Could this be, men, why your prayers are not answered?
Let’s say that you told one of the kids to — I don’t know — clean their room. And instead of cleaning their room for 30 minutes, they’ve been on their phone. And let’s say that they come to you and say, “Can I borrow some money to go see a movie?” What are you going to say? Most likely you’ll say, “Clean your room and then we’ll talk about it.”
There’s something more important than whether they can go to a movie with their friends. You gave them a command that has not been obeyed. First obey the command, and then come ask for what you want. It’s more important that they come to value the more important things. So you’re basically saying, “Until you do what I have told you over and over to do, I can’t hear anything else you say.”
So when we go to God for help with this or that or something we want, God says, “Go and apologize to your wife for how you just snapped at her or how you were condescending to her, and seek her forgiveness, and then come back and we’ll talk.”
God takes your wife seriously. Do you? Who is there in her life that takes her more seriously than you do? Maybe her sister? Her mom? Her friends. It should be you, husbands. Challenge yourselves, men: make it your aim that there is NO one in your wife’s circle... who treats her BETTER...than you do.

Call for response

God says, husbands, work hard to understand your wives. God says, husbands, work hard to honor your wives. And God means what He says.

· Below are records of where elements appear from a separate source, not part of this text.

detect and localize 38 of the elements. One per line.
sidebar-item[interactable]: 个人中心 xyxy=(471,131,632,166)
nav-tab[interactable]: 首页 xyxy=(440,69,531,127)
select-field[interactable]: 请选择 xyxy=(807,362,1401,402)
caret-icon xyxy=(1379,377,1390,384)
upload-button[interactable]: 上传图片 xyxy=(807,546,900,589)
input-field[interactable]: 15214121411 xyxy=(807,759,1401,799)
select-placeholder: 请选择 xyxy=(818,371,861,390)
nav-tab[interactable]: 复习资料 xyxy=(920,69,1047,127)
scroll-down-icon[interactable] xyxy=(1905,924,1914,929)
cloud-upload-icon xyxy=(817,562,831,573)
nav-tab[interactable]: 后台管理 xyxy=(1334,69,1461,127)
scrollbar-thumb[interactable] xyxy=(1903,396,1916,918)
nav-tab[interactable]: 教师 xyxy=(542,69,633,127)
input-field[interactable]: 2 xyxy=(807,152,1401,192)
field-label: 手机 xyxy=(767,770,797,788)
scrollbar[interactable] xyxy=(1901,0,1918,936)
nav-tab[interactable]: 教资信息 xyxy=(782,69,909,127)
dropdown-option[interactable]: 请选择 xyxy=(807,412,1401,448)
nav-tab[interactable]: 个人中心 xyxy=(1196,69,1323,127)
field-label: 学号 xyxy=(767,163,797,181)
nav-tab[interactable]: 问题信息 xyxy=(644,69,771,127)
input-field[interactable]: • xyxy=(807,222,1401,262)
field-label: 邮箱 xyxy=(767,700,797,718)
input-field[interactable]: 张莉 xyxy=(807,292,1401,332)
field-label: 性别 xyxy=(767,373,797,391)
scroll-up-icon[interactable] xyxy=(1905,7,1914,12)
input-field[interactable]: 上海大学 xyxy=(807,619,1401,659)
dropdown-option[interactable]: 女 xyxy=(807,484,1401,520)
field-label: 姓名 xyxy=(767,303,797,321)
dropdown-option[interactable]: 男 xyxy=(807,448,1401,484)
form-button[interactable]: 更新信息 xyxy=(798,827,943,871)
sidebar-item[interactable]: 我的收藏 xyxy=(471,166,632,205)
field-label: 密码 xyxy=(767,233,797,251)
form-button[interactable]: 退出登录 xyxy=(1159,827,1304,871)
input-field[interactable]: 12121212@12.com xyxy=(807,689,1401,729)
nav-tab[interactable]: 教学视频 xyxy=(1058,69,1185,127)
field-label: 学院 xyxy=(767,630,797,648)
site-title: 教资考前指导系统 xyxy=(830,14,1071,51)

Husbands, why don’t you start over today? It’s a dark and dreary morning outside. But the good thing about mornings? They remind us that as often as the sun rises in the east, the God of mercy gives you another chance, a fresh start.
Lamentations 3:22–23 ESV
The steadfast love of the Lord never ceases; his mercies never come to an end; they are new every morning; great is your faithfulness.
So take that new start this morning. Rededicate yourselves first to the Lord. Then rededicate yourselves to each other.